Jean-Joseph Sue (French pronunciation: [sy]) or Jean-Joseph Sue (son) (January 28, 1760 – April 21, 1830) was a French physician and surgeon during the Napoleonic Era. He was the father of Eugène Sue.
He was born in Paris. His father was Jean-Joseph Sue père (1710–1792), who came from a 14 physicians family since Louis XIV. He received the Master of Surgery from the University of Paris in 1781 then earned his M.D. from the Royal College of Physicians of Edinburgh in 1783.
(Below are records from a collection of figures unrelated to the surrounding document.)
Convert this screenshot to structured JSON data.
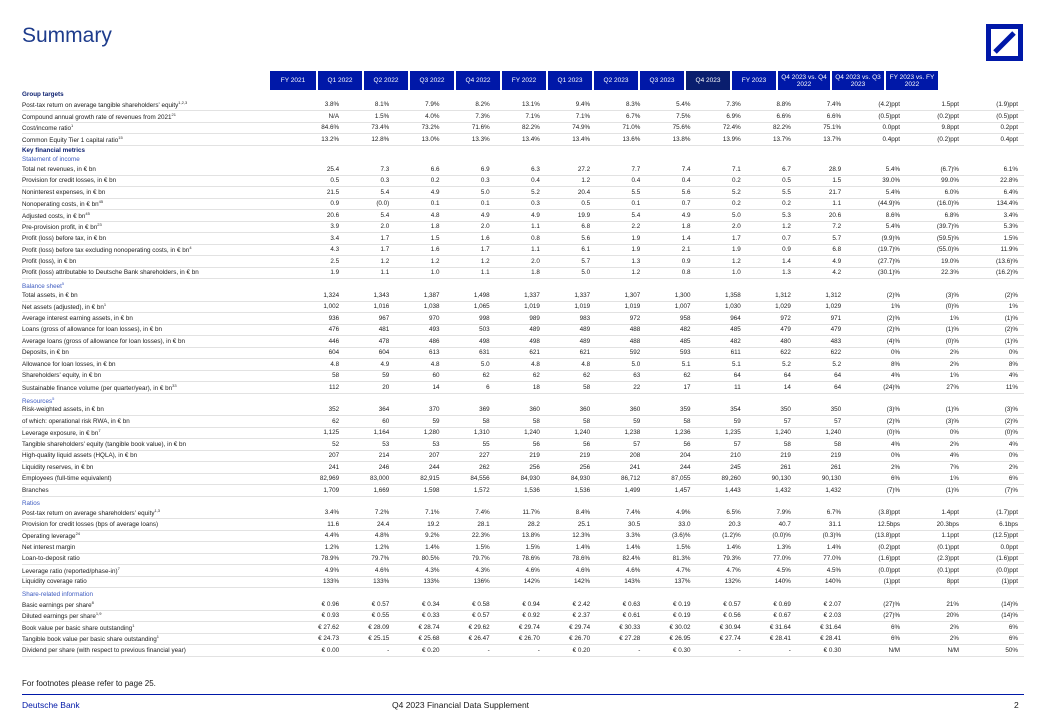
{
  "page": {
    "title": "Summary"
  },
  "header": [
    "FY 2021",
    "Q1 2022",
    "Q2 2022",
    "Q3 2022",
    "Q4 2022",
    "FY 2022",
    "Q1 2023",
    "Q2 2023",
    "Q3 2023",
    "Q4 2023",
    "FY 2023",
    "Q4 2023 vs. Q4 2022",
    "Q4 2023 vs. Q3 2023",
    "FY 2023 vs. FY 2022"
  ],
  "rows": [
    {
      "t": "sec",
      "label": "Group targets"
    },
    {
      "label": "Post-tax return on average tangible shareholders' equity",
      "sup": "1,2,3",
      "v": [
        "3.8%",
        "8.1%",
        "7.9%",
        "8.2%",
        "13.1%",
        "9.4%",
        "8.3%",
        "5.4%",
        "7.3%",
        "8.8%",
        "7.4%",
        "(4.2)ppt",
        "1.5ppt",
        "(1.9)ppt"
      ]
    },
    {
      "label": "Compound annual growth rate of revenues from 2021",
      "sup": "21",
      "v": [
        "N/A",
        "1.5%",
        "4.0%",
        "7.3%",
        "7.1%",
        "7.1%",
        "6.7%",
        "7.5%",
        "6.9%",
        "6.6%",
        "6.6%",
        "(0.5)ppt",
        "(0.2)ppt",
        "(0.5)ppt"
      ]
    },
    {
      "label": "Cost/income ratio",
      "sup": "1",
      "v": [
        "84.6%",
        "73.4%",
        "73.2%",
        "71.6%",
        "82.2%",
        "74.9%",
        "71.0%",
        "75.6%",
        "72.4%",
        "82.2%",
        "75.1%",
        "0.0ppt",
        "9.8ppt",
        "0.2ppt"
      ]
    },
    {
      "label": "Common Equity Tier 1 capital ratio",
      "sup": "15",
      "v": [
        "13.2%",
        "12.8%",
        "13.0%",
        "13.3%",
        "13.4%",
        "13.4%",
        "13.6%",
        "13.8%",
        "13.9%",
        "13.7%",
        "13.7%",
        "0.4ppt",
        "(0.2)ppt",
        "0.4ppt"
      ]
    },
    {
      "t": "sec",
      "label": "Key financial metrics"
    },
    {
      "t": "sub",
      "label": "Statement of income"
    },
    {
      "label": "Total net revenues, in € bn",
      "v": [
        "25.4",
        "7.3",
        "6.6",
        "6.9",
        "6.3",
        "27.2",
        "7.7",
        "7.4",
        "7.1",
        "6.7",
        "28.9",
        "5.4%",
        "(6.7)%",
        "6.1%"
      ]
    },
    {
      "label": "Provision for credit losses, in € bn",
      "v": [
        "0.5",
        "0.3",
        "0.2",
        "0.3",
        "0.4",
        "1.2",
        "0.4",
        "0.4",
        "0.2",
        "0.5",
        "1.5",
        "39.0%",
        "99.0%",
        "22.8%"
      ]
    },
    {
      "label": "Noninterest expenses, in € bn",
      "v": [
        "21.5",
        "5.4",
        "4.9",
        "5.0",
        "5.2",
        "20.4",
        "5.5",
        "5.6",
        "5.2",
        "5.5",
        "21.7",
        "5.4%",
        "6.0%",
        "6.4%"
      ]
    },
    {
      "label": "Nonoperating costs, in € bn",
      "sup": "45",
      "v": [
        "0.9",
        "(0.0)",
        "0.1",
        "0.1",
        "0.3",
        "0.5",
        "0.1",
        "0.7",
        "0.2",
        "0.2",
        "1.1",
        "(44.9)%",
        "(16.0)%",
        "134.4%"
      ]
    },
    {
      "label": "Adjusted costs, in € bn",
      "sup": "45",
      "v": [
        "20.6",
        "5.4",
        "4.8",
        "4.9",
        "4.9",
        "19.9",
        "5.4",
        "4.9",
        "5.0",
        "5.3",
        "20.6",
        "8.6%",
        "6.8%",
        "3.4%"
      ]
    },
    {
      "label": "Pre-provision profit, in € bn",
      "sup": "23",
      "v": [
        "3.9",
        "2.0",
        "1.8",
        "2.0",
        "1.1",
        "6.8",
        "2.2",
        "1.8",
        "2.0",
        "1.2",
        "7.2",
        "5.4%",
        "(39.7)%",
        "5.3%"
      ]
    },
    {
      "label": "Profit (loss) before tax, in € bn",
      "v": [
        "3.4",
        "1.7",
        "1.5",
        "1.6",
        "0.8",
        "5.6",
        "1.9",
        "1.4",
        "1.7",
        "0.7",
        "5.7",
        "(9.9)%",
        "(59.5)%",
        "1.5%"
      ]
    },
    {
      "label": "Profit (loss) before tax excluding nonoperating costs, in € bn",
      "sup": "4",
      "v": [
        "4.3",
        "1.7",
        "1.6",
        "1.7",
        "1.1",
        "6.1",
        "1.9",
        "2.1",
        "1.9",
        "0.9",
        "6.8",
        "(19.7)%",
        "(55.0)%",
        "11.9%"
      ]
    },
    {
      "label": "Profit (loss), in € bn",
      "v": [
        "2.5",
        "1.2",
        "1.2",
        "1.2",
        "2.0",
        "5.7",
        "1.3",
        "0.9",
        "1.2",
        "1.4",
        "4.9",
        "(27.7)%",
        "19.0%",
        "(13.6)%"
      ]
    },
    {
      "label": "Profit (loss) attributable to Deutsche Bank shareholders, in € bn",
      "v": [
        "1.9",
        "1.1",
        "1.0",
        "1.1",
        "1.8",
        "5.0",
        "1.2",
        "0.8",
        "1.0",
        "1.3",
        "4.2",
        "(30.1)%",
        "22.3%",
        "(16.2)%"
      ]
    },
    {
      "t": "gap"
    },
    {
      "t": "sub",
      "label": "Balance sheet",
      "sup": "5"
    },
    {
      "label": "Total assets, in € bn",
      "v": [
        "1,324",
        "1,343",
        "1,387",
        "1,498",
        "1,337",
        "1,337",
        "1,307",
        "1,300",
        "1,358",
        "1,312",
        "1,312",
        "(2)%",
        "(3)%",
        "(2)%"
      ]
    },
    {
      "label": "Net assets (adjusted), in € bn",
      "sup": "1",
      "v": [
        "1,002",
        "1,016",
        "1,038",
        "1,065",
        "1,019",
        "1,019",
        "1,019",
        "1,007",
        "1,030",
        "1,029",
        "1,029",
        "1%",
        "(0)%",
        "1%"
      ]
    },
    {
      "label": "Average interest earning assets, in € bn",
      "v": [
        "936",
        "967",
        "970",
        "998",
        "989",
        "983",
        "972",
        "958",
        "964",
        "972",
        "971",
        "(2)%",
        "1%",
        "(1)%"
      ]
    },
    {
      "label": "Loans (gross of allowance for loan losses), in € bn",
      "v": [
        "476",
        "481",
        "493",
        "503",
        "489",
        "489",
        "488",
        "482",
        "485",
        "479",
        "479",
        "(2)%",
        "(1)%",
        "(2)%"
      ]
    },
    {
      "label": "Average loans (gross of allowance for loan losses), in € bn",
      "v": [
        "446",
        "478",
        "486",
        "498",
        "498",
        "489",
        "488",
        "485",
        "482",
        "480",
        "483",
        "(4)%",
        "(0)%",
        "(1)%"
      ]
    },
    {
      "label": "Deposits, in € bn",
      "v": [
        "604",
        "604",
        "613",
        "631",
        "621",
        "621",
        "592",
        "593",
        "611",
        "622",
        "622",
        "0%",
        "2%",
        "0%"
      ]
    },
    {
      "label": "Allowance for loan losses, in € bn",
      "v": [
        "4.8",
        "4.9",
        "4.8",
        "5.0",
        "4.8",
        "4.8",
        "5.0",
        "5.1",
        "5.1",
        "5.2",
        "5.2",
        "8%",
        "2%",
        "8%"
      ]
    },
    {
      "label": "Shareholders' equity, in € bn",
      "v": [
        "58",
        "59",
        "60",
        "62",
        "62",
        "62",
        "63",
        "62",
        "64",
        "64",
        "64",
        "4%",
        "1%",
        "4%"
      ]
    },
    {
      "label": "Sustainable finance volume (per quarter/year), in € bn",
      "sup": "33",
      "v": [
        "112",
        "20",
        "14",
        "6",
        "18",
        "58",
        "22",
        "17",
        "11",
        "14",
        "64",
        "(24)%",
        "27%",
        "11%"
      ]
    },
    {
      "t": "gap"
    },
    {
      "t": "sub",
      "label": "Resources",
      "sup": "5"
    },
    {
      "label": "Risk-weighted assets, in € bn",
      "v": [
        "352",
        "364",
        "370",
        "369",
        "360",
        "360",
        "360",
        "359",
        "354",
        "350",
        "350",
        "(3)%",
        "(1)%",
        "(3)%"
      ]
    },
    {
      "label": "  of which: operational risk RWA, in € bn",
      "v": [
        "62",
        "60",
        "59",
        "58",
        "58",
        "58",
        "59",
        "58",
        "59",
        "57",
        "57",
        "(2)%",
        "(3)%",
        "(2)%"
      ]
    },
    {
      "label": "Leverage exposure, in € bn",
      "sup": "7",
      "v": [
        "1,125",
        "1,164",
        "1,280",
        "1,310",
        "1,240",
        "1,240",
        "1,238",
        "1,236",
        "1,235",
        "1,240",
        "1,240",
        "(0)%",
        "0%",
        "(0)%"
      ]
    },
    {
      "label": "Tangible shareholders' equity (tangible book value), in € bn",
      "v": [
        "52",
        "53",
        "53",
        "55",
        "56",
        "56",
        "57",
        "56",
        "57",
        "58",
        "58",
        "4%",
        "2%",
        "4%"
      ]
    },
    {
      "label": "High-quality liquid assets (HQLA), in € bn",
      "v": [
        "207",
        "214",
        "207",
        "227",
        "219",
        "219",
        "208",
        "204",
        "210",
        "219",
        "219",
        "0%",
        "4%",
        "0%"
      ]
    },
    {
      "label": "Liquidity reserves, in € bn",
      "v": [
        "241",
        "246",
        "244",
        "262",
        "256",
        "256",
        "241",
        "244",
        "245",
        "261",
        "261",
        "2%",
        "7%",
        "2%"
      ]
    },
    {
      "label": "Employees (full-time equivalent)",
      "v": [
        "82,969",
        "83,000",
        "82,915",
        "84,556",
        "84,930",
        "84,930",
        "86,712",
        "87,055",
        "89,260",
        "90,130",
        "90,130",
        "6%",
        "1%",
        "6%"
      ]
    },
    {
      "label": "Branches",
      "v": [
        "1,709",
        "1,669",
        "1,598",
        "1,572",
        "1,536",
        "1,536",
        "1,499",
        "1,457",
        "1,443",
        "1,432",
        "1,432",
        "(7)%",
        "(1)%",
        "(7)%"
      ]
    },
    {
      "t": "gap"
    },
    {
      "t": "sub",
      "label": "Ratios"
    },
    {
      "label": "Post-tax return on average shareholders' equity",
      "sup": "1,3",
      "v": [
        "3.4%",
        "7.2%",
        "7.1%",
        "7.4%",
        "11.7%",
        "8.4%",
        "7.4%",
        "4.9%",
        "6.5%",
        "7.9%",
        "6.7%",
        "(3.8)ppt",
        "1.4ppt",
        "(1.7)ppt"
      ]
    },
    {
      "label": "Provision for credit losses (bps of average loans)",
      "v": [
        "11.6",
        "24.4",
        "19.2",
        "28.1",
        "28.2",
        "25.1",
        "30.5",
        "33.0",
        "20.3",
        "40.7",
        "31.1",
        "12.5bps",
        "20.3bps",
        "6.1bps"
      ]
    },
    {
      "label": "Operating leverage",
      "sup": "24",
      "v": [
        "4.4%",
        "4.8%",
        "9.2%",
        "22.3%",
        "13.8%",
        "12.3%",
        "3.3%",
        "(3.6)%",
        "(1.2)%",
        "(0.0)%",
        "(0.3)%",
        "(13.8)ppt",
        "1.1ppt",
        "(12.5)ppt"
      ]
    },
    {
      "label": "Net interest margin",
      "v": [
        "1.2%",
        "1.2%",
        "1.4%",
        "1.5%",
        "1.5%",
        "1.4%",
        "1.4%",
        "1.5%",
        "1.4%",
        "1.3%",
        "1.4%",
        "(0.2)ppt",
        "(0.1)ppt",
        "0.0ppt"
      ]
    },
    {
      "label": "Loan-to-deposit ratio",
      "v": [
        "78.9%",
        "79.7%",
        "80.5%",
        "79.7%",
        "78.6%",
        "78.6%",
        "82.4%",
        "81.3%",
        "79.3%",
        "77.0%",
        "77.0%",
        "(1.6)ppt",
        "(2.3)ppt",
        "(1.6)ppt"
      ]
    },
    {
      "label": "Leverage ratio (reported/phase-in)",
      "sup": "7",
      "v": [
        "4.9%",
        "4.6%",
        "4.3%",
        "4.3%",
        "4.6%",
        "4.6%",
        "4.6%",
        "4.7%",
        "4.7%",
        "4.5%",
        "4.5%",
        "(0.0)ppt",
        "(0.1)ppt",
        "(0.0)ppt"
      ]
    },
    {
      "label": "Liquidity coverage ratio",
      "v": [
        "133%",
        "133%",
        "133%",
        "136%",
        "142%",
        "142%",
        "143%",
        "137%",
        "132%",
        "140%",
        "140%",
        "(1)ppt",
        "8ppt",
        "(1)ppt"
      ]
    },
    {
      "t": "gap"
    },
    {
      "t": "sub",
      "label": "Share-related information"
    },
    {
      "label": "Basic earnings per share",
      "sup": "8",
      "v": [
        "€ 0.96",
        "€ 0.57",
        "€ 0.34",
        "€ 0.58",
        "€ 0.94",
        "€ 2.42",
        "€ 0.63",
        "€ 0.19",
        "€ 0.57",
        "€ 0.69",
        "€ 2.07",
        "(27)%",
        "21%",
        "(14)%"
      ]
    },
    {
      "label": "Diluted earnings per share",
      "sup": "1,9",
      "v": [
        "€ 0.93",
        "€ 0.55",
        "€ 0.33",
        "€ 0.57",
        "€ 0.92",
        "€ 2.37",
        "€ 0.61",
        "€ 0.19",
        "€ 0.56",
        "€ 0.67",
        "€ 2.03",
        "(27)%",
        "20%",
        "(14)%"
      ]
    },
    {
      "label": "Book value per basic share outstanding",
      "sup": "1",
      "v": [
        "€ 27.62",
        "€ 28.09",
        "€ 28.74",
        "€ 29.62",
        "€ 29.74",
        "€ 29.74",
        "€ 30.33",
        "€ 30.02",
        "€ 30.94",
        "€ 31.64",
        "€ 31.64",
        "6%",
        "2%",
        "6%"
      ]
    },
    {
      "label": "Tangible book value per basic share outstanding",
      "sup": "1",
      "v": [
        "€ 24.73",
        "€ 25.15",
        "€ 25.68",
        "€ 26.47",
        "€ 26.70",
        "€ 26.70",
        "€ 27.28",
        "€ 26.95",
        "€ 27.74",
        "€ 28.41",
        "€ 28.41",
        "6%",
        "2%",
        "6%"
      ]
    },
    {
      "label": "Dividend per share (with respect to previous financial year)",
      "v": [
        "€ 0.00",
        "-",
        "€ 0.20",
        "-",
        "-",
        "€ 0.20",
        "-",
        "€ 0.30",
        "-",
        "-",
        "€ 0.30",
        "N/M",
        "N/M",
        "50%"
      ]
    }
  ],
  "footer": {
    "note": "For footnotes please refer to page 25.",
    "brand": "Deutsche Bank",
    "doc": "Q4 2023 Financial Data Supplement",
    "page": "2"
  }
}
He did not succeed his father to the Hôpital de la Charité where he only took a position of surgeon substitute but he retrieved his father's professorship of anatomy at the Académie royale de peinture et de sculpture, where he served as professor from March 8, 1789. He also taught anatomy at the Atheneum and the Royal School of surgery, and delivered his care to a thriving clientele in its own cabinet.
Sue did not hesitate to take a responsible position as a citizen and a doctor before the National Convention. He was opposed to the guillotine, convinced of the suffering of the beheaded in each piece of his body once the head separated from the body "because the impression of pain warns quickly the center of thought about what happens". The physiologist Pierre Jean George Cabanis was not convinced that Sue theory was correct.
In 1800, he was appointed Chief Medical Officer of the Consular Guard then Imperial Guard hospital by Bonaparte. For ten years, he succeeded in staying in France and avoiding the front. But in 1812, Napoleon decreeded that the Chief Medical Officer was to accompany his Guard everywhere. Sue soon became very sick and was back in Paris in June.